Upstream Thinking

Dan Heath, who has written several fine books with his brother Chip (Made to Stick, Decisive, Switch, and The Power of Moments), recently wrote a book on his own that is every bit as good and important: Upstream: The Quest to Solve Problems Before They Happen.

Here’s an excerpt from the description that appears on the inside flap of the book’s dust cover:

So often in life, we get stuck in a cycle of response. We put out fires. We deal with emergencies. We stay downstream, handling one problem after another, but we never make our way upstream to fix the systems that caused the problems. Cops chase robbers, doctors treat patients with chronic illnesses, and call-center reps address customers complaints. But many crimes, chronic illnesses, and customer complaints are preventable. So why do our efforts skew so heavily toward reaction rather than prevention?

Upstream probes the psychological forces that push us downstream…Dan Heath introduces us to the thinkers who have overcome these obstacles and scored massive victories by switching to an upstream mind-set…

Upstream delivers practical solutions for preventing problems rather than reacting to them. How many problems in our lives and in society are we tolerating simply because we’ve forgotten that we can fix them?

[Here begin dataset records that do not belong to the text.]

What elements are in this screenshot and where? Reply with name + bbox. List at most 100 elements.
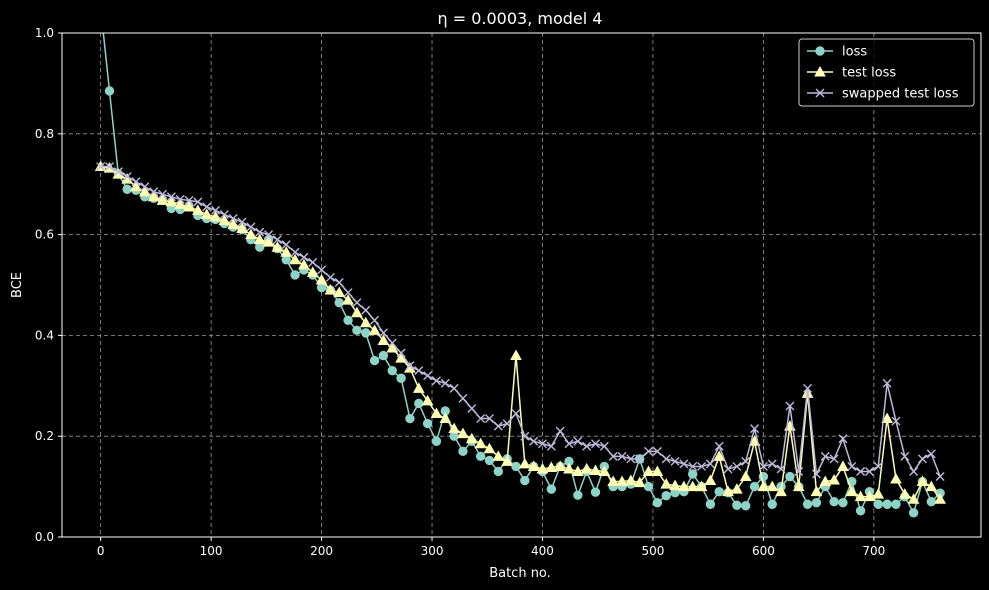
data-point-stroke xyxy=(387,338,397,348)
data-point xyxy=(492,450,505,461)
data-point xyxy=(856,466,866,476)
data-point xyxy=(165,195,178,207)
data-point xyxy=(520,431,530,441)
data-point xyxy=(820,451,830,461)
data-point-stroke xyxy=(211,205,221,215)
data-point-stroke xyxy=(608,451,618,461)
data-point xyxy=(669,479,681,491)
data-point xyxy=(475,451,486,462)
data-point xyxy=(926,449,936,459)
data-point xyxy=(925,480,938,492)
data-point-stroke xyxy=(122,172,132,182)
y-tick-label: 0.4 xyxy=(35,328,54,342)
data-point-stroke xyxy=(767,459,777,469)
data-point xyxy=(537,439,547,449)
data-point xyxy=(219,209,229,219)
data-point xyxy=(829,497,839,507)
data-point-stroke xyxy=(299,252,309,262)
data-point-stroke xyxy=(661,454,671,464)
data-point-stroke xyxy=(537,439,547,449)
legend-label: loss xyxy=(842,45,867,60)
data-point xyxy=(555,426,565,436)
y-axis-ticks: 0.0 0.2 0.4 0.6 0.8 1.0 xyxy=(35,26,62,544)
data-point xyxy=(184,195,194,205)
data-point xyxy=(306,266,319,277)
data-point xyxy=(175,194,185,204)
data-point xyxy=(405,413,415,424)
legend-label: swapped test loss xyxy=(842,87,959,102)
data-point xyxy=(352,325,362,336)
data-point xyxy=(935,472,945,482)
data-point xyxy=(209,210,222,222)
data-point xyxy=(476,414,486,424)
data-point xyxy=(563,462,575,474)
data-point-stroke xyxy=(166,192,176,202)
data-point xyxy=(493,466,504,477)
data-point xyxy=(343,288,353,298)
data-point xyxy=(591,439,601,449)
plot-frame xyxy=(61,32,982,538)
data-point xyxy=(644,446,654,456)
data-point xyxy=(236,222,248,234)
data-point-stroke xyxy=(688,461,698,471)
data-point xyxy=(290,270,300,280)
data-point xyxy=(863,490,876,502)
data-point xyxy=(511,461,521,472)
data-point xyxy=(590,487,601,497)
data-point-stroke xyxy=(873,461,883,471)
data-point xyxy=(580,462,593,474)
data-point xyxy=(633,476,646,488)
data-point-stroke xyxy=(794,466,804,476)
data-point-stroke xyxy=(564,439,574,449)
data-point-stroke xyxy=(520,431,530,441)
data-point-stroke xyxy=(440,378,450,388)
data-point xyxy=(369,355,380,366)
x-tick-label: 600 xyxy=(752,544,775,558)
data-point xyxy=(890,473,902,484)
data-point-stroke xyxy=(599,441,609,451)
data-point xyxy=(245,228,257,240)
data-point-stroke xyxy=(815,88,825,98)
data-point xyxy=(166,192,176,202)
data-point xyxy=(882,378,892,388)
data-point xyxy=(253,233,266,245)
data-point-stroke xyxy=(935,472,945,482)
data-point-stroke xyxy=(697,461,707,471)
data-point-stroke xyxy=(370,315,380,325)
data-point xyxy=(750,424,760,434)
data-point xyxy=(529,436,539,446)
data-point xyxy=(352,298,362,308)
data-point xyxy=(316,282,327,293)
data-point xyxy=(686,480,699,492)
data-point xyxy=(228,213,238,223)
data-point xyxy=(642,465,655,476)
data-point xyxy=(96,162,106,172)
data-point-stroke xyxy=(758,461,768,471)
data-point-stroke xyxy=(900,451,910,461)
data-point xyxy=(158,189,168,199)
data-point xyxy=(264,230,274,240)
data-point xyxy=(324,284,337,295)
data-point xyxy=(255,227,265,237)
data-point xyxy=(739,470,752,482)
data-point-stroke xyxy=(750,424,760,434)
legend-box xyxy=(798,38,975,107)
data-point-stroke xyxy=(493,421,503,431)
data-point xyxy=(113,167,123,177)
data-point xyxy=(334,277,344,287)
data-point xyxy=(423,371,433,381)
data-point xyxy=(810,485,823,497)
data-point xyxy=(200,208,213,219)
legend: loss test loss swapped test loss xyxy=(798,38,975,107)
data-point xyxy=(643,481,654,492)
data-point xyxy=(794,466,804,476)
data-point-stroke xyxy=(864,466,874,476)
data-point xyxy=(474,437,487,449)
data-point xyxy=(131,177,141,187)
data-point xyxy=(564,439,574,449)
data-point xyxy=(378,350,389,361)
data-point-stroke xyxy=(652,446,662,456)
data-point xyxy=(536,462,549,474)
data-point xyxy=(864,466,874,476)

Essentially, Upstream explains and promotes the importance of systems thinking (a.k.a. systems science). Systems thinking involves synthesis, seeing the whole and how its many parts interact to form a system. It’s the flipside of analysis, which focuses on the parts independently and too often gets lost in the trees with little understanding of the forest. When we move upstream to examine problems at their source, we become immersed in the study of complex systems. Understanding root causes—often many and complexly interrelated—is hard work, so it involves considerable time, effort, and upfront costs, but the return on that investment is considerable and the potential benefits are great.

If you work with data to solve real-world problems, I highly recommend this book. It will open your eyes to greater understanding.